Andou até a praça da Sé. Na verdade era só atravessar a rua. O movimento do período da tarde era semelhante a um formigueiro. Entre a catedral, as bancas de jornais e o chafariz, transitavam centenas de pessoas por minuto. Alguns mendigos com seus cachorros arrastavam-se nas sombras. O lugar era perigoso e com o passar das horas, tornava-se cada vez mais hostil. Ao fim da tarde o lugar adquiria um aspecto terrível. E quando adentrava à noite, todo silêncio dos becos, eram o presságio puro de uma facada nas tripas.
Encontrou uma sombra, no pé de uma estátua, e ali ficou, apenas observando. A estátua de mais de três metros era de um padre jesuíta. Nos seus pés alguns índios - provavelmente sendo salvos.
Um senhor andou até o centro da praça, onde o sol castigava. Virou seu pequeno corpo, metido em um terninho cinza, de frente para a entrada subterrânea do metrô. Retirou uma pequena bíblia com a capa preta de um bolso interno e gritou: ALELUIA IRMÃOS! – com a voz um pouco rasgada, mas bastante potente. Assim que fez isso, algumas pessoas se aproximaram. E o senhor de terninho, com os cabelos brancos e o rosto vermelho por causa do calor, começou a citar trechos desconexos de salmos e passagens bíblicas. 
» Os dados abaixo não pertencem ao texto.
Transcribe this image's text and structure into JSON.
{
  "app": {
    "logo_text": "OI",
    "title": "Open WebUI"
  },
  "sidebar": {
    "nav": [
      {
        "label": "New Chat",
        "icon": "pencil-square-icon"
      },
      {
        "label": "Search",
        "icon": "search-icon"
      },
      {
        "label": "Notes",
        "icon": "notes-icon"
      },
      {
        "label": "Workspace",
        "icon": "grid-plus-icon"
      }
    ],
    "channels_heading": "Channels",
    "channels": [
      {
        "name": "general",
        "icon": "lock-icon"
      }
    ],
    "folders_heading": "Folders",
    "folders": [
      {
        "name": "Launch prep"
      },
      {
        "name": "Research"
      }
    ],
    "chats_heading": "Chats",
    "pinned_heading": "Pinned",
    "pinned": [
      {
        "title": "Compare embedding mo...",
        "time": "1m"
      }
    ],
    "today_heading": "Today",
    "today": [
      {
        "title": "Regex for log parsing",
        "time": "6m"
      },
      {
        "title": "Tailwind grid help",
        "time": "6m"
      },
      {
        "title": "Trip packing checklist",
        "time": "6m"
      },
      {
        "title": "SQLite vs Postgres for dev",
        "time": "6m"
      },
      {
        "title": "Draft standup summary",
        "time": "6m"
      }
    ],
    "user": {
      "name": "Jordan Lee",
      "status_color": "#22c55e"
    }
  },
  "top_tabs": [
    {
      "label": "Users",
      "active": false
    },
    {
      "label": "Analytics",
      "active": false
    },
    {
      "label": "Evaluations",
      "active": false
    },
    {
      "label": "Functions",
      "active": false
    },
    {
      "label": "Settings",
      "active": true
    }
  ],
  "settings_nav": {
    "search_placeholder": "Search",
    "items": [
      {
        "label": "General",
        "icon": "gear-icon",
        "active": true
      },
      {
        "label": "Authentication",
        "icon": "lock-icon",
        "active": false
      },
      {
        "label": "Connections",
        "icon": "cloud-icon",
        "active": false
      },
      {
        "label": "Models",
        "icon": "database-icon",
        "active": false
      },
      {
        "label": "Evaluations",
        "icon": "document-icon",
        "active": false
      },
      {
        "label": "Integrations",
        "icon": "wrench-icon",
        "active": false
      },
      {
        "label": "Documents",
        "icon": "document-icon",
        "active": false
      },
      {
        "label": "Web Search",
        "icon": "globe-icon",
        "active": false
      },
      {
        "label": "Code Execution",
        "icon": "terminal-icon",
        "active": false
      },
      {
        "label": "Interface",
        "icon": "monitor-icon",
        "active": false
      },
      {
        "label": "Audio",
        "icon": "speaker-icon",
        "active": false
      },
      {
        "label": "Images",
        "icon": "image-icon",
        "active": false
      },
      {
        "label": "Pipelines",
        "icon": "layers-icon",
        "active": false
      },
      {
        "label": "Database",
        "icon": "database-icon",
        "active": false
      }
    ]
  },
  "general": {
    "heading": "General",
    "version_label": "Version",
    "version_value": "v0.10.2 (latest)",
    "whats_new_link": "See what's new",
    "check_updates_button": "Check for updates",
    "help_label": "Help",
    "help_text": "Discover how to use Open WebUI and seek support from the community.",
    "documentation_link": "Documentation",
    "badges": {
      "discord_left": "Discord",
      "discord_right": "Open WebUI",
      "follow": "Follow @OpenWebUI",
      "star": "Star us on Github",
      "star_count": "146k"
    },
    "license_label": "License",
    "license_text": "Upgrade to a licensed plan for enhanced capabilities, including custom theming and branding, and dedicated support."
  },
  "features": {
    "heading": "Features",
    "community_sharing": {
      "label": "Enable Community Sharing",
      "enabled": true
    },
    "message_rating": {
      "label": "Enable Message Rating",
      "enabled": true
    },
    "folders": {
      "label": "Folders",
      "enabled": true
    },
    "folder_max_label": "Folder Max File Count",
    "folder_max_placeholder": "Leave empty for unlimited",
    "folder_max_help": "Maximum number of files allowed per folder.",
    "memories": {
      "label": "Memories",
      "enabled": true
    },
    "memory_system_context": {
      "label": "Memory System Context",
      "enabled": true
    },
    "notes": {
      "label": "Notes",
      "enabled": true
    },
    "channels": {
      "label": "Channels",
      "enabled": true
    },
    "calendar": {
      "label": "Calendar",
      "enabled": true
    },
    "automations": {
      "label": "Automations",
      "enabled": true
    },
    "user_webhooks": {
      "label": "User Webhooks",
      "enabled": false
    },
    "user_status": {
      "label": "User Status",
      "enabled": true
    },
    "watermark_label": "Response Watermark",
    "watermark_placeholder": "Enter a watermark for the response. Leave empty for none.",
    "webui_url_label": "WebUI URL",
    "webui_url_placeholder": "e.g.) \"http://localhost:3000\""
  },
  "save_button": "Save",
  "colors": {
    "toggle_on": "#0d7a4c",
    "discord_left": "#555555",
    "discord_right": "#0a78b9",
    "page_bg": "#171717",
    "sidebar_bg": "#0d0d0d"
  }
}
Na parte inferior da praça, perto de um cruzamento, outro sujeito, desta vez um pouco mais jovem, cabelos castanhos e terninho preto, fez a mesma coisa. Tinha ele um rosto que lembrava um cavalo. Colocou uma caixinha de madeira ao seu lado. As pessoas que passavam, atiravam algumas moedas na caixinha. O sujeito de terno preto agradecia e continuava pregando o evangelho.
Ele cansou de ficar observando aquilo tudo e andou até uma pequena farmácia próxima, sempre pela sombra. Seu suor fedia vinho, evaporava álcool. Ainda se sentia nauseado. “Seria pecado estalar os dedos e fazer passar a ressaca?” – cochichou para si.
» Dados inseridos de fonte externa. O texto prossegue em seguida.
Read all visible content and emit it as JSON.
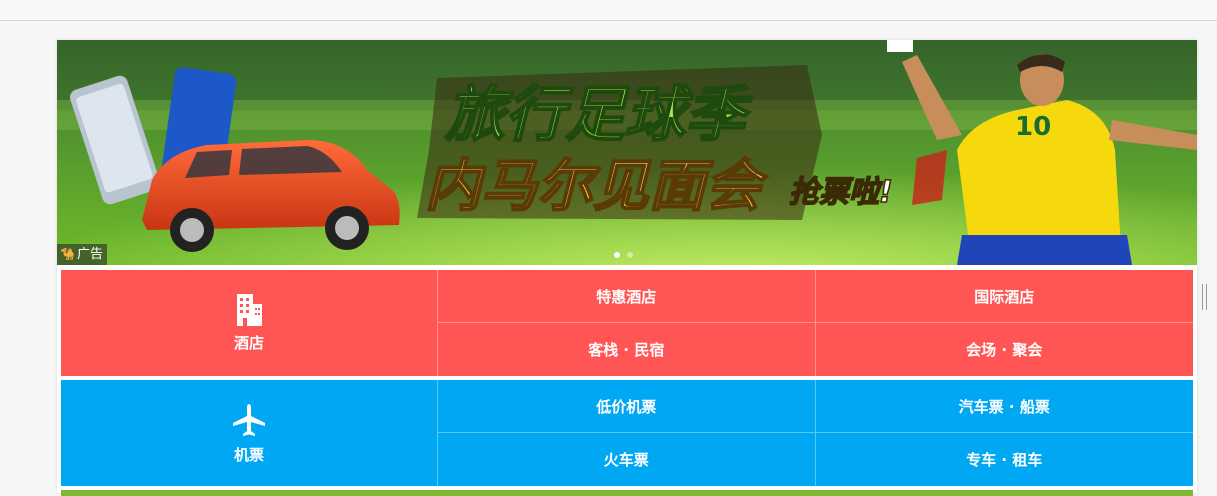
{
  "banner": {
    "headline_line1": "旅行足球季",
    "headline_line2": "内马尔见面会",
    "headline_tag": "抢票啦!",
    "jersey_number": "10",
    "ad_label": "广告",
    "slide_count": 2,
    "active_slide": 1
  },
  "sections": {
    "hotel": {
      "label": "酒店",
      "icon": "building-icon",
      "color": "#ff5555",
      "links": [
        "特惠酒店",
        "国际酒店",
        "客栈 · 民宿",
        "会场 · 聚会"
      ]
    },
    "flight": {
      "label": "机票",
      "icon": "airplane-icon",
      "color": "#00a8f4",
      "links": [
        "低价机票",
        "汽车票 · 船票",
        "火车票",
        "专车 · 租车"
      ]
    },
    "next_color": "#7fb832"
  }
}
Cruzou as portas da farmácia, percebeu um senhor negro e de jaleco branco que respirou fundo. Pôde ler sua mente: “agora um bêbado! Só o que me faltava!”
_Ali colega! – Resmungou – do seu lado direito, dentro da cestinha. Todos esses remédios são para ressaca.
 Pegou alguns.
_Papel higiênico... – disse, ainda grogue. 
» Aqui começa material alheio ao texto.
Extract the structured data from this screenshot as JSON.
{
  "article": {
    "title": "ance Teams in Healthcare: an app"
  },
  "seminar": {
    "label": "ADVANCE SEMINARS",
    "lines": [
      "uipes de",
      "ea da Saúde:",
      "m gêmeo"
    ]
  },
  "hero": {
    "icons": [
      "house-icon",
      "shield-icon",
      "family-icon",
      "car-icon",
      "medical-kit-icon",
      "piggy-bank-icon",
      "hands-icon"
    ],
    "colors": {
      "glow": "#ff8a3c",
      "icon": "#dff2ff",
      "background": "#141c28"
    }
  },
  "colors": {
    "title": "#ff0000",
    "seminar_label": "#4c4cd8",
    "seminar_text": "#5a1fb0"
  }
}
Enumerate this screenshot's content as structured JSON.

_No final desse corredor aí – apontou o sujeito do jaleco.  
Comprou seis rolos de papel higiênico, uns frasquinhos com um líquido preto para ressaca e um desodorante. Pagou e caiu fora. 
Subiu a rua e atravessou a praça. A multidão se aglomerava – ainda! - em torno dos pastores. Do outro lado da rua viu outro sujeito de terno chegando e repetindo o procedimento dos anteriores. Este tinha um chapéu marrom diante de si – e ali depositavam, os curiosos, punhados de moedas. 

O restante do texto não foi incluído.